A better path to peace in a fractured world

In these fractured, chaotic times, our culture needs Christians who will “live in harmony with one another” (Romans 12:16a). Scripture is clear: “Do not be haughty, but associate with the lowly. Never be wise in your own sight. Repay no one evil for evil, but give thought to do what is honorable in the sight of all. If possible, so far as it depends on you, live peaceably with all” (vv. 16b–18).

One of the best ways to live in harmony with others is to share their suffering. Henri Nouwen: “Those who can sit with their fellow man, not knowing what to say but knowing that they should be there, can bring new life into a dying heart. Those who are not afraid to hold a hand in gratitude, to shed tears of grief, and to let a sigh of distress arise straight from the heart can break through paralyzing boundaries and witness the birth of a new fellowship, the fellowship of the broken.”

I remember as if it were yesterday the Sunday evening thirty years ago when I was praying with a missionary before he went out to preach in our church. This man had dedicated his life to serve Christ and the suffering as a doctor in Africa. Years earlier, a child coughed into his face, which caused him to lose sight in one eye. He had faced persecution, rejection, and loneliness across his many years of service. But his joyful passion for Jesus was powerful, infectious, and transforming.

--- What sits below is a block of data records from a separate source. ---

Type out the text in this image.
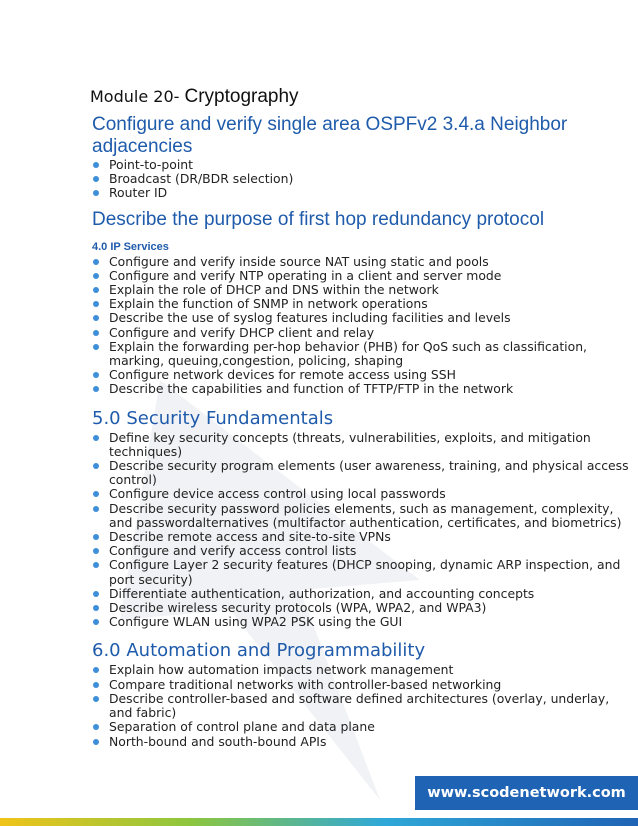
Module 20- Cryptography
Configure and verify single area OSPFv2 3.4.a Neighbor adjacencies
Point-to-point
Broadcast (DR/BDR selection)
Router ID
Describe the purpose of first hop redundancy protocol
4.0 IP Services
Configure and verify inside source NAT using static and pools
Configure and verify NTP operating in a client and server mode
Explain the role of DHCP and DNS within the network
Explain the function of SNMP in network operations
Describe the use of syslog features including facilities and levels
Configure and verify DHCP client and relay
Explain the forwarding per-hop behavior (PHB) for QoS such as classification, marking, queuing,congestion, policing, shaping
Configure network devices for remote access using SSH
Describe the capabilities and function of TFTP/FTP in the network
5.0 Security Fundamentals
Define key security concepts (threats, vulnerabilities, exploits, and mitigation techniques)
Describe security program elements (user awareness, training, and physical access control)
Configure device access control using local passwords
Describe security password policies elements, such as management, complexity, and passwordalternatives (multifactor authentication, certificates, and biometrics)
Describe remote access and site-to-site VPNs
Configure and verify access control lists
Configure Layer 2 security features (DHCP snooping, dynamic ARP inspection, and port security)
Differentiate authentication, authorization, and accounting concepts
Describe wireless security protocols (WPA, WPA2, and WPA3)
Configure WLAN using WPA2 PSK using the GUI
6.0 Automation and Programmability
Explain how automation impacts network management
Compare traditional networks with controller-based networking
Describe controller-based and software defined architectures (overlay, underlay, and fabric)
Separation of control plane and data plane
North-bound and south-bound APIs
www.scodenetwork.com
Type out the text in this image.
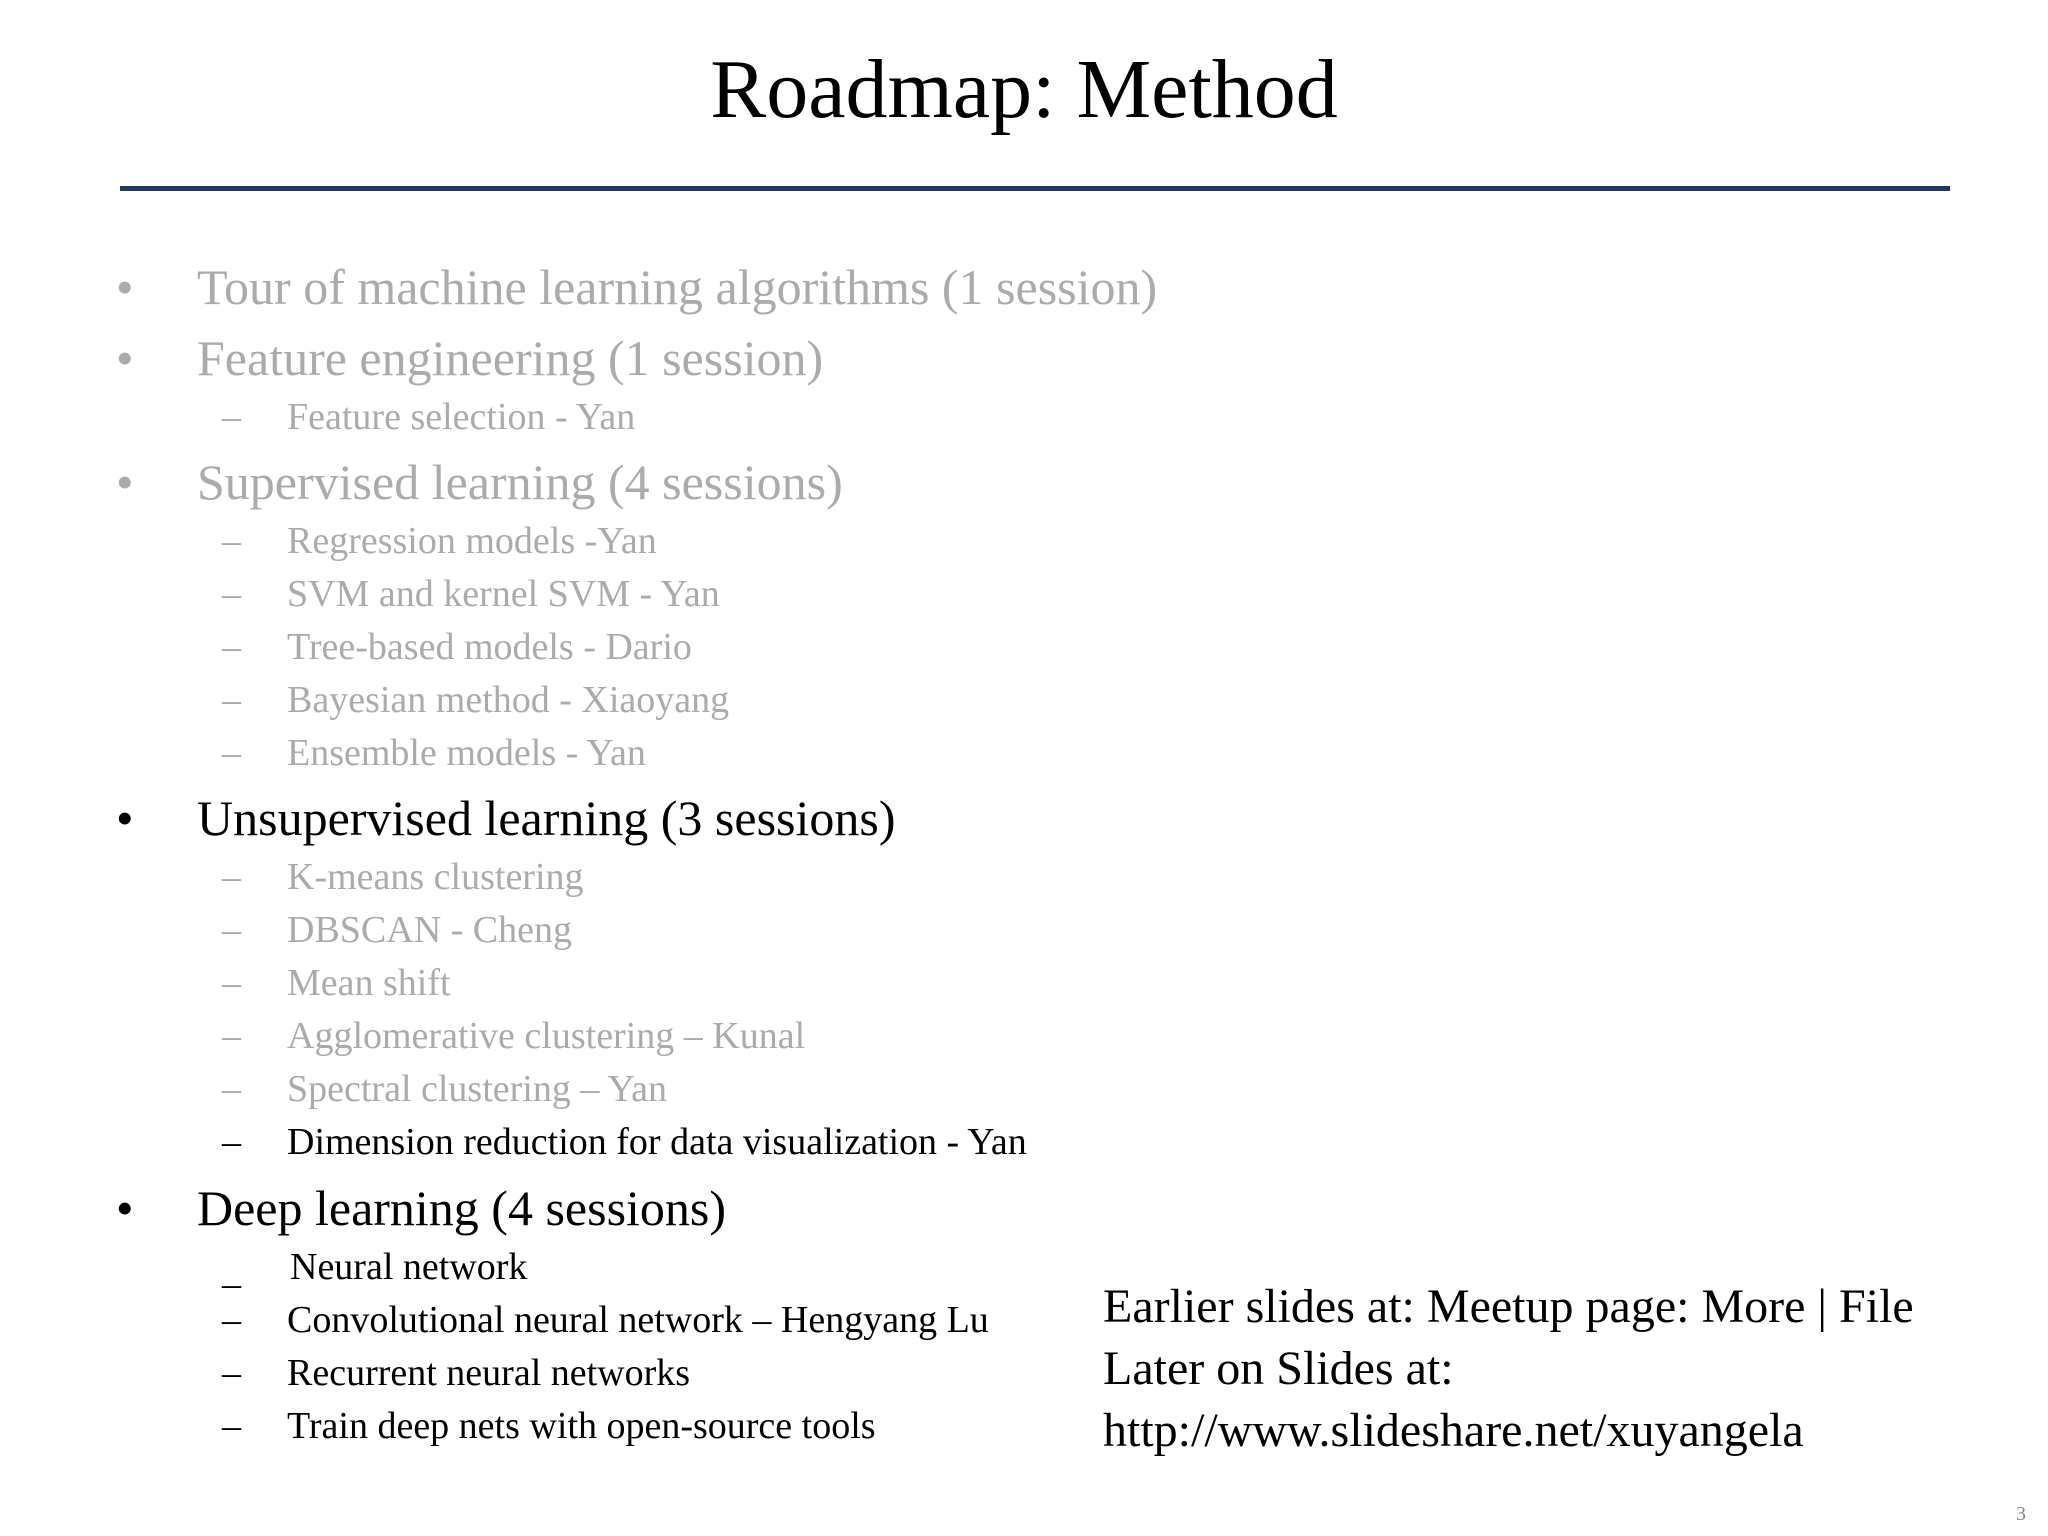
Roadmap: Method
• Tour of machine learning algorithms (1 session)
• Feature engineering (1 session)
– Feature selection - Yan
• Supervised learning (4 sessions)
– Regression models -Yan
– SVM and kernel SVM - Yan
– Tree-based models - Dario
– Bayesian method - Xiaoyang
– Ensemble models - Yan
• Unsupervised learning (3 sessions)
– K-means clustering
– DBSCAN - Cheng
– Mean shift
– Agglomerative clustering – Kunal
– Spectral clustering – Yan
– Dimension reduction for data visualization - Yan
• Deep learning (4 sessions)
_ Neural network
– Convolutional neural network – Hengyang Lu
– Recurrent neural networks
– Train deep nets with open-source tools
Earlier slides at: Meetup page: More | File
Later on Slides at:
http://www.slideshare.net/xuyangela
3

I had invited him to preach to our congregation on that Sunday evening. We were praying together in my study before the service when he asked the Lord to do something that has marked me over all the years since: “Lord, break our hearts for what breaks your heart.”

Imagine the difference in our fractured world if every Christian would pray that prayer with sincerity and passion. Imagine the difference as God answers such intercession by empowering our compassion for the hurting people we meet.

“Lord, break my heart for what breaks your heart.”

Will you make this prayer yours today?